Another issue, not just for pathology reports but anything that’s a note, is our unstructured data. We have the opportunity now to incorporate generative AI in terms of converting some unstructured data into structured frameworks that can be easier to search and more accurate to search through. That would be helpful for future model building, digital pathology reporting, integrating various things and services that we do within pathology within the system, because then it becomes a framework that can be embedded similar to the EHR framework. That’s difficult to tackle because your conversion rate of unstructured to structured data is not 100 percent.
The future roadmap for everyone to want to tackle would be to have a strategy plan that’s hybrid so it incorporates a partnership of your vendor solutions and your homebrew solutions.

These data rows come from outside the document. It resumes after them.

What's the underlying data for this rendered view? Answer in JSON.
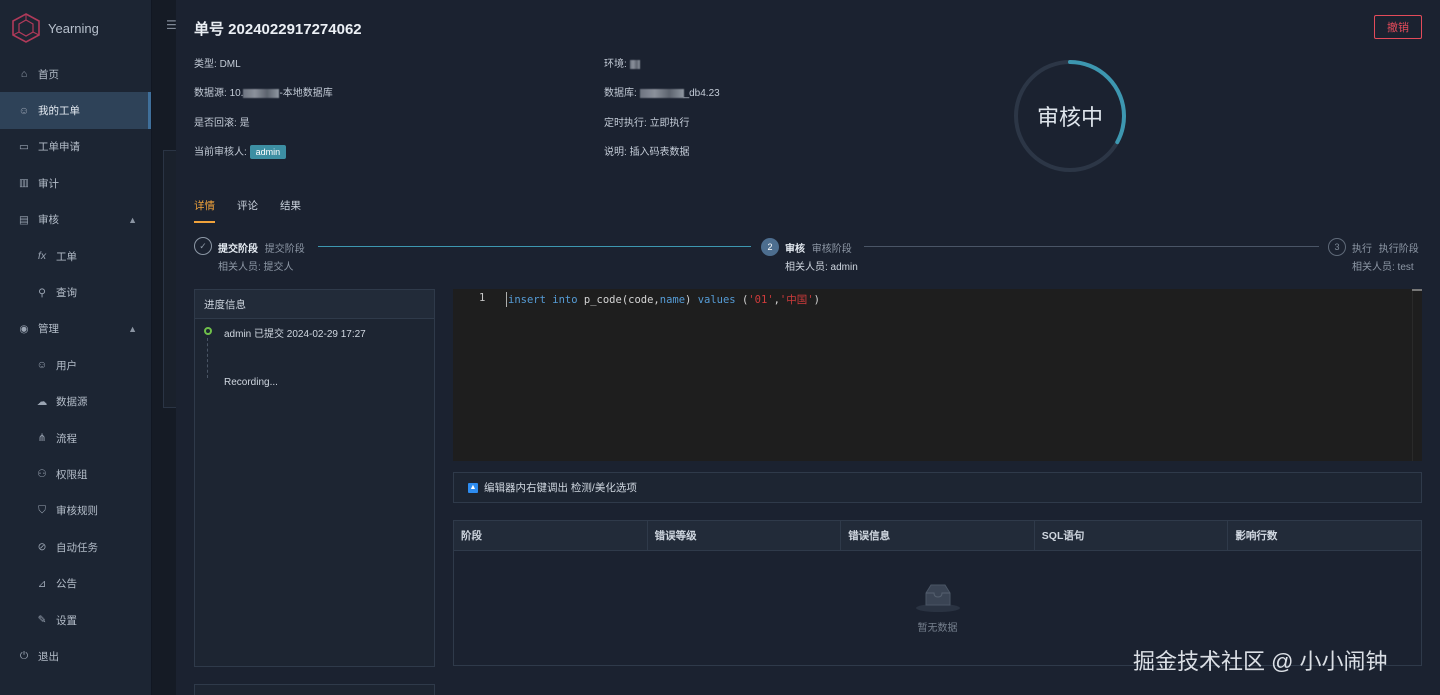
{
  "app": {
    "name": "Yearning"
  },
  "sidebar": {
    "items": [
      {
        "label": "首页",
        "icon": "home-icon"
      },
      {
        "label": "我的工单",
        "icon": "user-icon",
        "active": true
      },
      {
        "label": "工单申请",
        "icon": "monitor-icon"
      },
      {
        "label": "审计",
        "icon": "bar-chart-icon"
      },
      {
        "label": "审核",
        "icon": "audit-icon",
        "expanded": true
      },
      {
        "label": "工单",
        "icon": "function-icon",
        "sub": true
      },
      {
        "label": "查询",
        "icon": "search-icon",
        "sub": true
      },
      {
        "label": "管理",
        "icon": "eye-icon",
        "expanded": true
      },
      {
        "label": "用户",
        "icon": "user-icon",
        "sub": true
      },
      {
        "label": "数据源",
        "icon": "cloud-icon",
        "sub": true
      },
      {
        "label": "流程",
        "icon": "flow-icon",
        "sub": true
      },
      {
        "label": "权限组",
        "icon": "group-icon",
        "sub": true
      },
      {
        "label": "审核规则",
        "icon": "rule-icon",
        "sub": true
      },
      {
        "label": "自动任务",
        "icon": "paperclip-icon",
        "sub": true
      },
      {
        "label": "公告",
        "icon": "chart-icon",
        "sub": true
      },
      {
        "label": "设置",
        "icon": "wrench-icon",
        "sub": true
      },
      {
        "label": "退出",
        "icon": "logout-icon"
      }
    ]
  },
  "order": {
    "title": "单号 2024022917274062",
    "revoke_label": "撤销",
    "type_label": "类型:",
    "type_value": "DML",
    "source_label": "数据源:",
    "source_prefix": "10.",
    "source_suffix": "-本地数据库",
    "rollback_label": "是否回滚:",
    "rollback_value": "是",
    "auditor_label": "当前审核人:",
    "auditor_value": "admin",
    "env_label": "环境:",
    "db_label": "数据库:",
    "db_suffix": "_db4.23",
    "timing_label": "定时执行:",
    "timing_value": "立即执行",
    "desc_label": "说明:",
    "desc_value": "插入码表数据",
    "status_text": "审核中",
    "status_progress": 0.33
  },
  "tabs": [
    {
      "label": "详情",
      "active": true
    },
    {
      "label": "评论"
    },
    {
      "label": "结果"
    }
  ],
  "steps": [
    {
      "title": "提交阶段",
      "subtitle": "提交阶段",
      "desc": "相关人员: 提交人",
      "state": "finished"
    },
    {
      "title": "审核",
      "subtitle": "审核阶段",
      "desc": "相关人员: admin",
      "state": "process",
      "number": "2"
    },
    {
      "title": "执行",
      "subtitle": "执行阶段",
      "desc": "相关人员: test",
      "state": "wait",
      "number": "3"
    }
  ],
  "progress_panel": {
    "header": "进度信息",
    "entries": [
      "admin 已提交 2024-02-29 17:27",
      "Recording..."
    ]
  },
  "editor": {
    "line_number": "1",
    "code": "insert into p_code(code,name) values ('01','中国')"
  },
  "hint": {
    "text": "编辑器内右键调出 检测/美化选项"
  },
  "result_table": {
    "columns": [
      "阶段",
      "错误等级",
      "错误信息",
      "SQL语句",
      "影响行数"
    ],
    "rows": [],
    "empty_text": "暂无数据"
  },
  "watermark": "掘金技术社区 @ 小小闹钟"
}
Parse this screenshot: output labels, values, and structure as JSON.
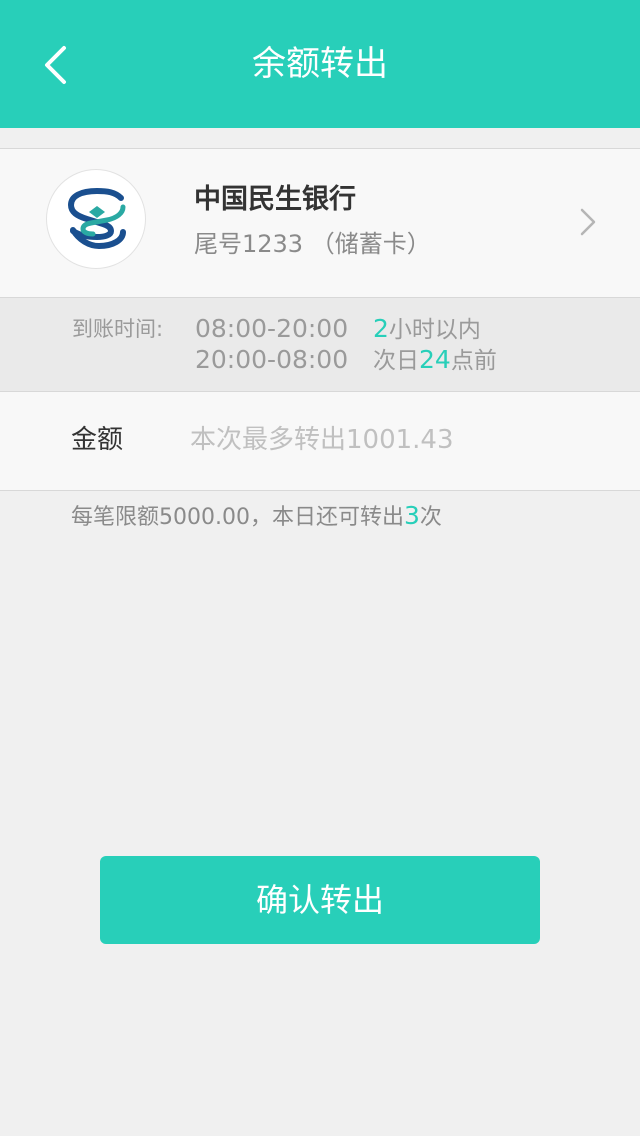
{
  "header": {
    "title": "余额转出",
    "back_icon": "back-arrow-icon",
    "background": "#28cfb9"
  },
  "bank": {
    "name": "中国民生银行",
    "card_info": "尾号1233 （储蓄卡）",
    "logo_icon": "minsheng-bank-logo-icon",
    "chevron_icon": "chevron-right-icon"
  },
  "arrival": {
    "label": "到账时间:",
    "rows": [
      {
        "range": "08:00-20:00",
        "prefix": "",
        "highlight": "2",
        "suffix": "小时以内"
      },
      {
        "range": "20:00-08:00",
        "prefix": "次日",
        "highlight": "24",
        "suffix": "点前"
      }
    ]
  },
  "amount": {
    "label": "金额",
    "placeholder": "本次最多转出1001.43",
    "value": ""
  },
  "limit": {
    "text": "每笔限额5000.00，本日还可转出",
    "count": "3",
    "unit": "次"
  },
  "confirm": {
    "label": "确认转出"
  },
  "colors": {
    "accent": "#28cfb9",
    "logo_dark": "#1a4f8f",
    "logo_teal": "#2aa9a3"
  }
}
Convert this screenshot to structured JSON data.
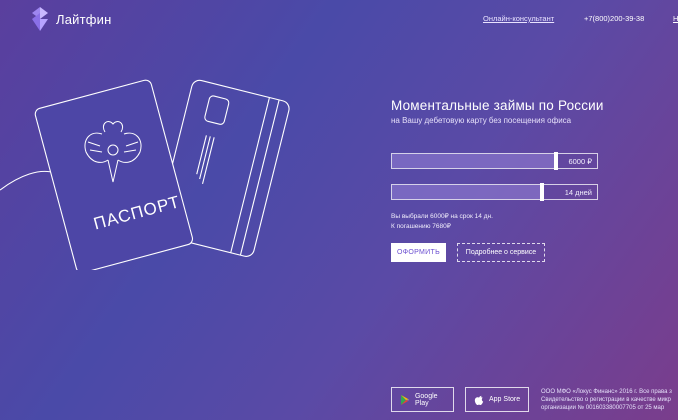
{
  "header": {
    "logo_text": "Лайтфин",
    "consultant_link": "Онлайн-консультант",
    "phone": "+7(800)200-39-38",
    "extra_link": "Н"
  },
  "illustration": {
    "passport_label": "ПАСПОРТ"
  },
  "hero": {
    "title": "Моментальные займы по России",
    "subtitle": "на Вашу дебетовую карту без посещения офиса"
  },
  "amount_slider": {
    "value_label": "6000 ₽",
    "level": 0.8
  },
  "term_slider": {
    "value_label": "14 дней",
    "level": 0.73
  },
  "summary": {
    "line1": "Вы выбрали 6000₽ на срок 14 дн.",
    "line2": "К погашению 7680₽"
  },
  "buttons": {
    "apply": "ОФОРМИТЬ",
    "details": "Подробнее о сервисе"
  },
  "stores": {
    "google": "Google Play",
    "apple": "App Store"
  },
  "legal": {
    "line1": "ООО МФО «Локус Финанс» 2016 г. Все права з",
    "line2": "Свидетельство о регистрации в качестве микр",
    "line3": "организации № 001603380007705 от 25 мар"
  },
  "colors": {
    "accent": "#6b4fd1",
    "background_start": "#5a3f9e",
    "background_end": "#7a3d8c"
  }
}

Find vendors that are technically capable in, say, Epic Beaker integration, and have on-prem, cloud-based resource options. The vendor’s and your partners’ strategy plan should align with your institution’s strategy plan.
Lastly, people need to be aware that setting up a relationship between institutions or institutions and vendors is time-consuming, so it’s important they are as stable as possible. Make sure you understand the companies you’re interacting with and their financial stability, responsiveness post-deployment, and so forth. That’s in our best interest because we’re putting something in place for the long term.